1. Introduction

Evaluation of a pre-trained large models is essential to understand the properties of models. One of critical evaluations is the bias of a model for social groups which are also known as democratic axes. Examples are "gender, race, and community". On these democratic axes, there are words that the model should not bias to specific words. For example, when you ask a model:

"Who can be a nurse?"

Then, the likelihoods of words for the model output would be

LM's Answer : "woman: 0.7, man: 0.2, ..."

Even though the word "nurse" is highly entangled with the word "woman", The man should have similar probability with the woman as he could be a nurse too. Under this bias problem, we provide a quantitative analysis on the emergence of bias in the circuits of BERT. That is, we believe that the bias emerges at the internal representation of a model and we debias the layer to mitigate the bias. To this end, we propose several quantitative measures to understand the bias of BERT.

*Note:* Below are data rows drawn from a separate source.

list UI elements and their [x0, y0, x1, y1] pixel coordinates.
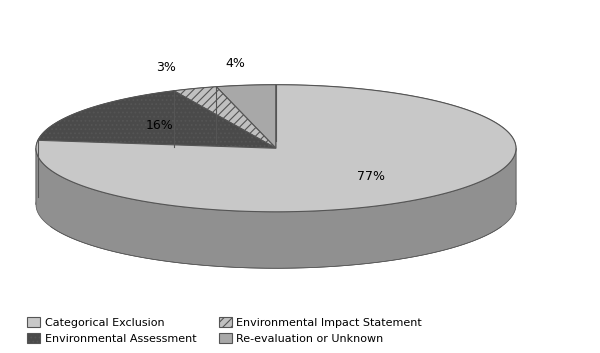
Text: 77%: 77% [357, 170, 385, 183]
Polygon shape [217, 85, 276, 143]
Polygon shape [38, 91, 276, 148]
Polygon shape [38, 91, 174, 197]
Text: 16%: 16% [146, 119, 173, 132]
Text: 3%: 3% [157, 61, 176, 74]
Polygon shape [174, 87, 217, 147]
Polygon shape [36, 140, 38, 205]
Text: 4%: 4% [226, 57, 245, 70]
Polygon shape [36, 85, 516, 212]
Polygon shape [174, 87, 276, 148]
Polygon shape [276, 85, 516, 205]
Polygon shape [36, 148, 516, 268]
Polygon shape [217, 85, 276, 148]
Legend: Categorical Exclusion, Environmental Assessment, Environmental Impact Statement,: Categorical Exclusion, Environmental Ass… [23, 314, 425, 347]
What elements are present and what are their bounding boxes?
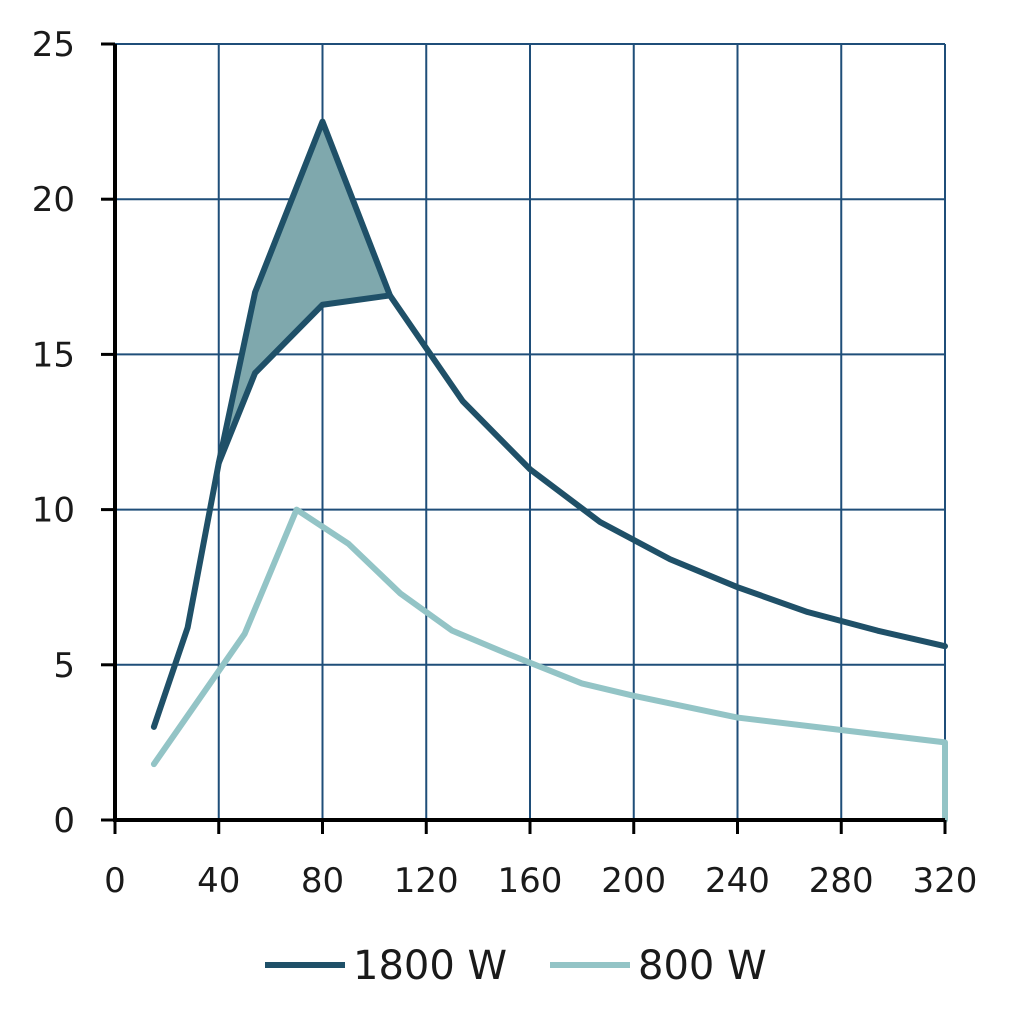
y-tick-label: 20 [32,180,75,220]
axis-layer: 0 5 10 15 20 25 0 40 80 120 160 200 240 280 320 [32,25,978,901]
x-tick-label: 240 [705,861,770,901]
legend-label-1: 800 W [638,943,767,989]
x-tick-label: 120 [394,861,459,901]
x-tick-label: 0 [104,861,126,901]
grid-layer [115,43,946,820]
y-tick-label: 5 [53,646,75,686]
x-tick-label: 280 [809,861,874,901]
y-tick-label: 10 [32,491,75,531]
y-tick-label: 0 [53,801,75,841]
shade-layer [215,118,393,464]
x-tick-label: 80 [301,861,344,901]
x-tick-label: 160 [498,861,563,901]
x-tick-label: 200 [601,861,666,901]
series-line-1 [150,506,948,823]
legend-label-0: 1800 W [353,943,507,989]
peak-shaded-region [218,121,390,464]
y-tick-label: 15 [32,335,75,375]
x-tick-label: 40 [197,861,240,901]
legend-layer: 1800 W 800 W [265,943,767,989]
series-layer [150,292,948,823]
x-tick-label: 320 [913,861,978,901]
peak-upper-line [215,118,393,464]
y-tick-label: 25 [32,25,75,65]
series-line-0 [150,292,948,730]
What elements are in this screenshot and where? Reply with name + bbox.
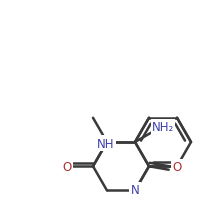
Text: O: O [172,160,181,173]
Text: NH: NH [97,137,115,150]
Text: O: O [62,160,72,173]
Text: N: N [131,183,139,196]
Text: NH₂: NH₂ [152,121,174,134]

2. Bias Contribution of Layers

Measuring the contribution of layers is done with direct mapping of the hidden representations to the vocabulary. The direct mapping is possible as the blocks are connected by residual streams which refine the hidden representations. Figure below shows how logit-lens are related to the bias analysis. At the mask location, the prediction depends on the word Nurse which triggers bias of outputs. Note that every block outputs can be directly mapped to the vocabulary.

3. Measuring entropy of logits

To quantitatively measure the bias (imbalance of logits), we use entropy of probabilities over the democratic words such as $\{he, she, woman, man\}$ for Gender democratic axis. Figure below shows the entropy over attention modules and MLP modules over all layers. We observe that the emergences of imbalance are quite different for each democratic axis. In addition, MLP on [MASK] token has imbalance first than ATTN.

4. Masked Location Bias Scores

To blame the bias on the [MASK] token, we should verify whether the [MASK] position makes the bias or obtained the bias from other tokens. To measure the responsibility, we propose Masked Location Bias Scores (MLBs) which measures the difference of entropies of logit lens for MLP and ATTN at a block. Figure below shows the responsibility of bias.

Figure below shows the MLBs over all layers. As color is close to red, the [MASK] location produces high bias than the bias obtained from other tokens. On the other hand, if the color is close to blue, the [MASK] location mitigate the bias.

5. What happens when debias?

We conjecture that the bias of logit-lens for the selected layer only debias locally. That is, the logits of other layers are still biased. Figure below shows the marginal contributions of layers before debias and after debias. Note that when we select the debias location early, the logits of upper layers are still remaining. On the other hand, the debias of upper layers results in the survival of biases in the lower layers. One important observation is that they are sum to zero and the final output is also zero. Therefore, the observation (prediction) is debiased, while the internal layers still have biases.

Conclusion

We propose several quantitative analysis to understand biases in internal layers of BERT. We believe that understanding of internal biases is important to perfectly mitigate the bias of large models.